Recently, while at a birthday party for a Muslim friend, the host came and shared that he had read some disturbing anti-Muslim writing in response to an interview in which he had been the main Muslim voice. Abdullah was quite pleased with the article, written by a Christian academic who was genuinely interested in Abdullah’s views, but it was the comments to the article that disturbed him.

I teach introduction to Sociology at a local college, and in today’s lectures on terrorism, part of a section on politics, I asked the students, ‘What does a terrorist look like?’ It was a trick question of course to get them thinking about the stereotypes that dominate our culture’s thinking of what type of people commit terrorist acts. Rather than talk about the (expected) Middle East we took a detour to Norway to review the depressing story of Anders Breivik, a blond, blue eyed terrorist whose dual acts of murder in July of 2011 resulted in the deaths of 77 people. His ideology includes hatred toward Muslim immigrants in Europe, and his defense of his actions was based on his desire to restore ‘Christendom’ in Europe. In a well-known statement, Jonathan Swift writes, “We have just enough religion to make us hate, but not enough to make us love one another.”

In order to watch and learn how Jesus reacted to this kind of religious hate, I look to Mark's Gospel to see how it played out in his day. In Mark 3:1-6, Jesus heals a man's withered hand at a weekly religious gathering. The room was charged with strong and conflicting emotions, and even Jesus felt anger and sadness toward the men who cared more about religious traditions than the healing (and restoration to the community) of the disabled man.

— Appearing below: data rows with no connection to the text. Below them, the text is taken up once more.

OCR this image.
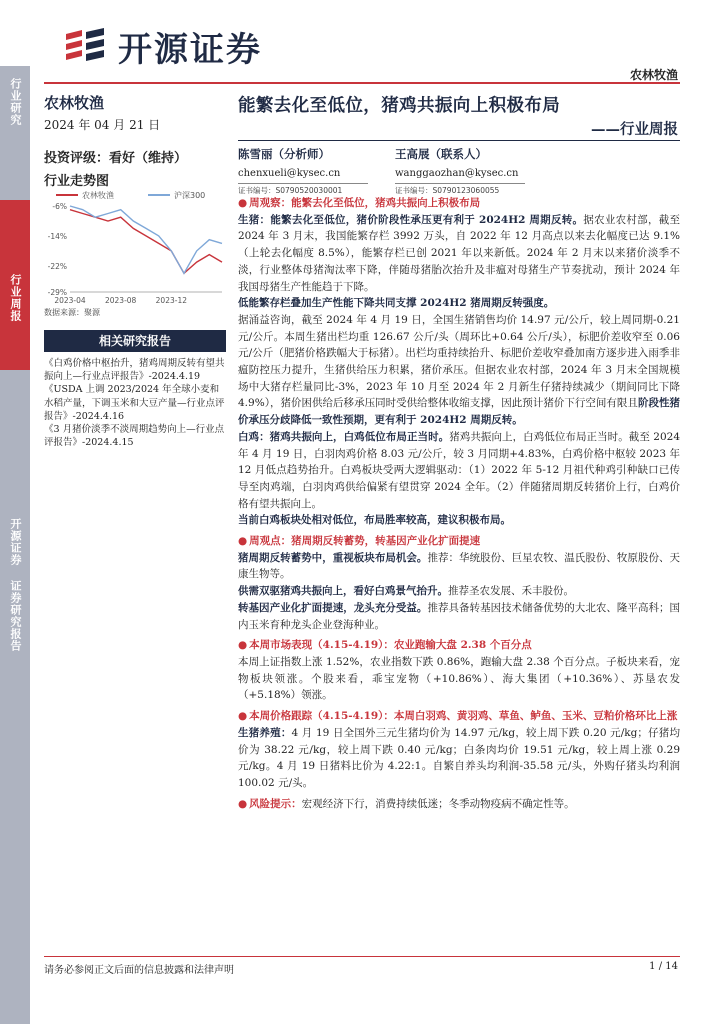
开源证券
农林牧渔
行业研究
行业周报
开源证券 证券研究报告
农林牧渔
2024 年 04 月 21 日
投资评级：看好（维持）
行业走势图
农林牧渔	沪深300
-6%
-14%
-22%
-29%
2023-04	2023-08	2023-12
数据来源：聚源
相关研究报告
《白鸡价格中枢抬升，猪鸡周期反转有望共振向上—行业点评报告》-2024.4.19
《USDA 上调 2023/2024 年全球小麦和水稻产量，下调玉米和大豆产量—行业点评报告》-2024.4.16
《3 月猪价淡季不淡周期趋势向上—行业点评报告》-2024.4.15
能繁去化至低位，猪鸡共振向上积极布局
——行业周报
陈雪丽（分析师）
chenxueli@kysec.cn
证书编号：S0790520030001
王高展（联系人）
wanggaozhan@kysec.cn
证书编号：S0790123060055

● 周观察：能繁去化至低位，猪鸡共振向上积极布局

生猪：能繁去化至低位，猪价阶段性承压更有利于 2024H2 周期反转。据农业农村部，截至 2024 年 3 月末，我国能繁存栏 3992 万头，自 2022 年 12 月高点以来去化幅度已达 9.1%（上轮去化幅度 8.5%），能繁存栏已创 2021 年以来新低。2024 年 2 月末以来猪价淡季不淡，行业整体母猪淘汰率下降，伴随母猪胎次抬升及非瘟对母猪生产节奏扰动，预计 2024 年我国母猪生产性能趋于下降。

低能繁存栏叠加生产性能下降共同支撑 2024H2 猪周期反转强度。

据涌益咨询，截至 2024 年 4 月 19 日，全国生猪销售均价 14.97 元/公斤，较上周同期-0.21 元/公斤。本周生猪出栏均重 126.67 公斤/头（周环比+0.64 公斤/头），标肥价差收窄至 0.06 元/公斤（肥猪价格跌幅大于标猪）。出栏均重持续抬升、标肥价差收窄叠加南方逐步进入雨季非瘟防控压力提升，生猪供给压力积累，猪价承压。但据农业农村部，2024 年 3 月末全国规模场中大猪存栏量同比-3%，2023 年 10 月至 2024 年 2 月新生仔猪持续减少（期间同比下降 4.9%），猪价困供给后移承压同时受供给整体收缩支撑，因此预计猪价下行空间有限且阶段性猪价承压分歧降低一致性预期，更有利于 2024H2 周期反转。

白鸡：猪鸡共振向上，白鸡低位布局正当时。猪鸡共振向上，白鸡低位布局正当时。截至 2024 年 4 月 19 日，白羽肉鸡价格 8.03 元/公斤，较 3 月同期+4.83%，白鸡价格中枢较 2023 年 12 月低点趋势抬升。白鸡板块受两大逻辑驱动：（1）2022 年 5-12 月祖代种鸡引种缺口已传导至肉鸡端，白羽肉鸡供给偏紧有望贯穿 2024 全年。（2）伴随猪周期反转猪价上行，白鸡价格有望共振向上。

当前白鸡板块处相对低位，布局胜率较高，建议积极布局。

● 周观点：猪周期反转蓄势，转基因产业化扩面提速

猪周期反转蓄势中，重视板块布局机会。推荐：华统股份、巨星农牧、温氏股份、牧原股份、天康生物等。

供需双驱猪鸡共振向上，看好白鸡景气抬升。推荐圣农发展、禾丰股份。

转基因产业化扩面提速，龙头充分受益。推荐具备转基因技术储备优势的大北农、隆平高科；国内玉米育种龙头企业登海种业。

● 本周市场表现（4.15-4.19）：农业跑输大盘 2.38 个百分点

本周上证指数上涨 1.52%，农业指数下跌 0.86%，跑输大盘 2.38 个百分点。子板块来看，宠物板块领涨。个股来看，乖宝宠物（+10.86%）、海大集团（+10.36%）、苏垦农发（+5.18%）领涨。

● 本周价格跟踪（4.15-4.19）：本周白羽鸡、黄羽鸡、草鱼、鲈鱼、玉米、豆粕价格环比上涨

生猪养殖：4 月 19 日全国外三元生猪均价为 14.97 元/kg，较上周下跌 0.20 元/kg；仔猪均价为 38.22 元/kg，较上周下跌 0.40 元/kg；白条肉均价 19.51 元/kg，较上周上涨 0.29 元/kg。4 月 19 日猪料比价为 4.22:1。自繁自养头均利润-35.58 元/头，外购仔猪头均利润 100.02 元/头。

● 风险提示：宏观经济下行，消费持续低迷；冬季动物疫病不确定性等。

请务必参阅正文后面的信息披露和法律声明	1 / 14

The religious leaders reacted not in joy and celebration, but in hatred, anger, and plots of murder focused on Jesus himself (I am not sure if it is comforting or not to know Jesus was not unaware of his contemporaries’ hatred). This hatred, fueled by religious ideology, must have seemed so just and right. Wasn’t Jesus upsetting the religious norms of the gathering? Why could he not simply come back the next day when it was quiet and heal the fellow then? Yet Jesus responded with anger to this sort of thinking and responded by performing an act of radical mercy in the face of it. How do you think this Jesus would respond to those who plot violence in the name of religious tradition in our day?